Brielle saw the envelope and laughed. “What is that, Hannah, another one of your little spreadsheets? Mom already knows you’re the helper. Trent and I are the providers.” Trent smirked into his bourbon. I slid the envelope across the linen toward Mom, not Brielle. “Open it when you’re ready,” I said softly. “It’s from Dr. Whitman’s office. And from Mr. Alvarez at First Carolina Trust.”
Mom’s eyes flickered. She knew both names. Dr. Whitman was the geriatric attorney who’d come to her hospital room in March, the day Brielle had been in Cabo posting margarita selfies. Mr. Alvarez was the bank officer who’d flagged the seventeen thousand dollars in “household expenses” Brielle had drained from Mom’s accounts since Dad died.

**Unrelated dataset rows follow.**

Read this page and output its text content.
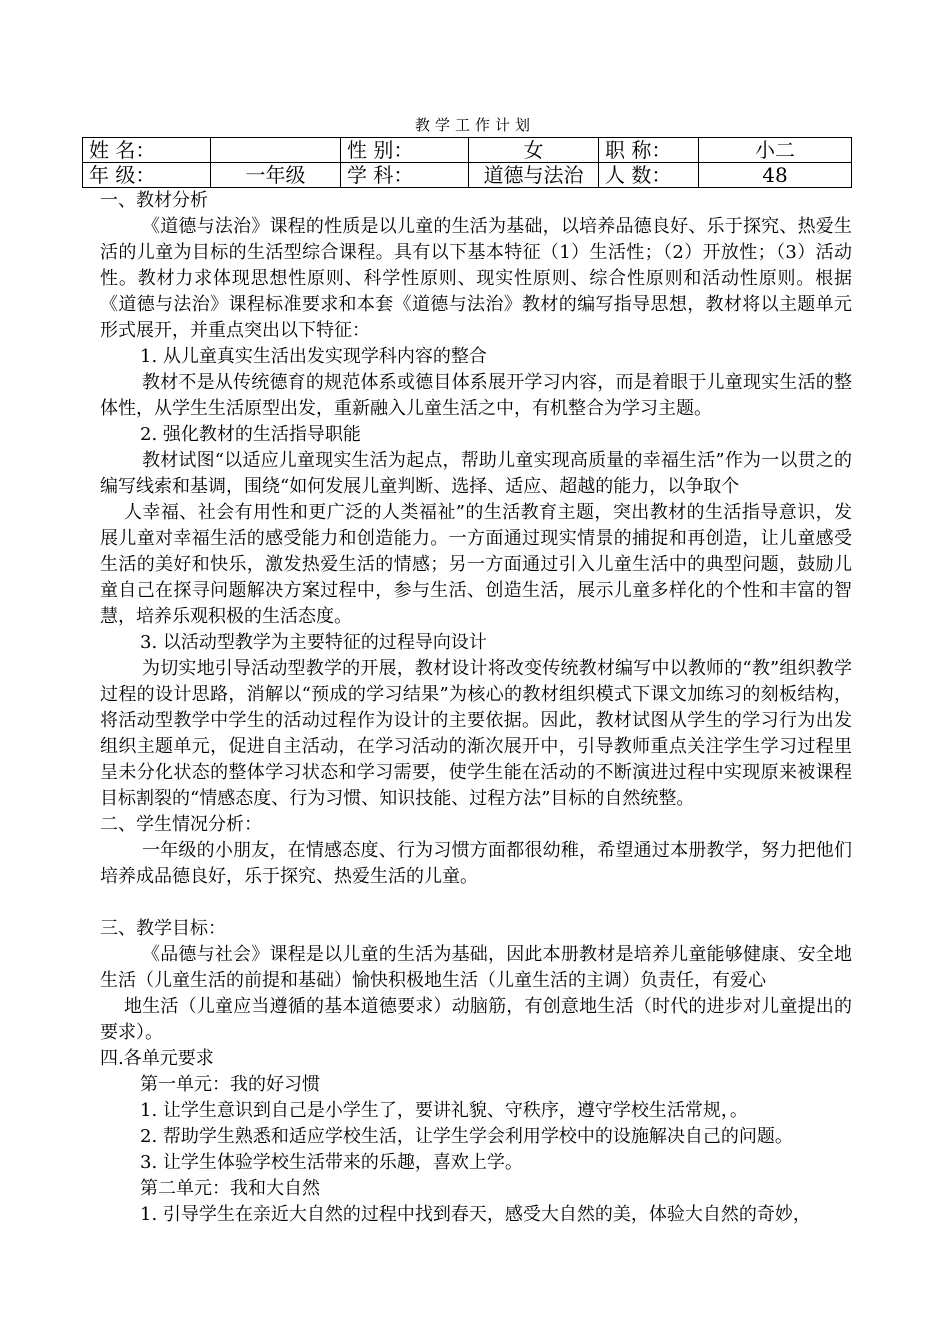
教学工作计划
姓 名：		性 别：	女	职 称：	小二
年 级：	一年级	学 科：	道德与法治	人 数：	48

一、教材分析

《道德与法治》课程的性质是以儿童的生活为基础，以培养品德良好、乐于探究、热爱生活的儿童为目标的生活型综合课程。具有以下基本特征（1）生活性；（2）开放性；（3）活动性。教材力求体现思想性原则、科学性原则、现实性原则、综合性原则和活动性原则。根据《道德与法治》课程标准要求和本套《道德与法治》教材的编写指导思想，教材将以主题单元形式展开，并重点突出以下特征：

1. 从儿童真实生活出发实现学科内容的整合

教材不是从传统德育的规范体系或德目体系展开学习内容，而是着眼于儿童现实生活的整体性，从学生生活原型出发，重新融入儿童生活之中，有机整合为学习主题。

2. 强化教材的生活指导职能

教材试图“以适应儿童现实生活为起点，帮助儿童实现高质量的幸福生活”作为一以贯之的编写线索和基调，围绕“如何发展儿童判断、选择、适应、超越的能力，以争取个

人幸福、社会有用性和更广泛的人类福祉”的生活教育主题，突出教材的生活指导意识，发展儿童对幸福生活的感受能力和创造能力。一方面通过现实情景的捕捉和再创造，让儿童感受生活的美好和快乐，激发热爱生活的情感；另一方面通过引入儿童生活中的典型问题，鼓励儿童自己在探寻问题解决方案过程中，参与生活、创造生活，展示儿童多样化的个性和丰富的智慧，培养乐观积极的生活态度。

3. 以活动型教学为主要特征的过程导向设计

为切实地引导活动型教学的开展，教材设计将改变传统教材编写中以教师的“教”组织教学过程的设计思路，消解以“预成的学习结果”为核心的教材组织模式下课文加练习的刻板结构，将活动型教学中学生的活动过程作为设计的主要依据。因此，教材试图从学生的学习行为出发组织主题单元，促进自主活动，在学习活动的渐次展开中，引导教师重点关注学生学习过程里呈未分化状态的整体学习状态和学习需要，使学生能在活动的不断演进过程中实现原来被课程目标割裂的“情感态度、行为习惯、知识技能、过程方法”目标的自然统整。

二、学生情况分析：

一年级的小朋友，在情感态度、行为习惯方面都很幼稚，希望通过本册教学，努力把他们培养成品德良好，乐于探究、热爱生活的儿童。

三、教学目标：

《品德与社会》课程是以儿童的生活为基础，因此本册教材是培养儿童能够健康、安全地生活（儿童生活的前提和基础）愉快积极地生活（儿童生活的主调）负责任，有爱心

地生活（儿童应当遵循的基本道德要求）动脑筋，有创意地生活（时代的进步对儿童提出的要求）。

四.各单元要求

第一单元：我的好习惯

1. 让学生意识到自己是小学生了，要讲礼貌、守秩序，遵守学校生活常规，。

2. 帮助学生熟悉和适应学校生活，让学生学会利用学校中的设施解决自己的问题。

3. 让学生体验学校生活带来的乐趣，喜欢上学。

第二单元：我和大自然

1. 引导学生在亲近大自然的过程中找到春天，感受大自然的美，体验大自然的奇妙，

Mom opened it with shaking fingers. Inside was a revised living trust, signed and notarized eight weeks ago, witnessed by her pastor and her oncologist. The lake house, the Charlotte property, the brokerage account — all of it placed in an irrevocable trust with me as sole trustee. And stapled to the back: a forensic accounting of every charge Brielle had run, every forged signature, every transfer to Trent’s failing crypto LLC.
Brielle’s face went the color of the tablecloth. “You manipulated her. She wasn’t competent —”
“She was cleared by two physicians,” I said. “It’s all in the file. Including the police report I haven’t filed yet.”
Trent stood up so fast his chair scraped. Mom finally spoke, her voice thin but steady. “Sit down, Trent. Brielle — you have until Friday to return the bracelet, the watch, and the car. Hannah will decide the rest.”
Brielle stared at me, mascara already running. “You’d really do this to your own sister?”
I picked up my wine. “I didn’t do anything, Brielle. I just stopped being quiet.” Mom reached across the table, took my hand, and for the first time in years, squeezed it like she meant it.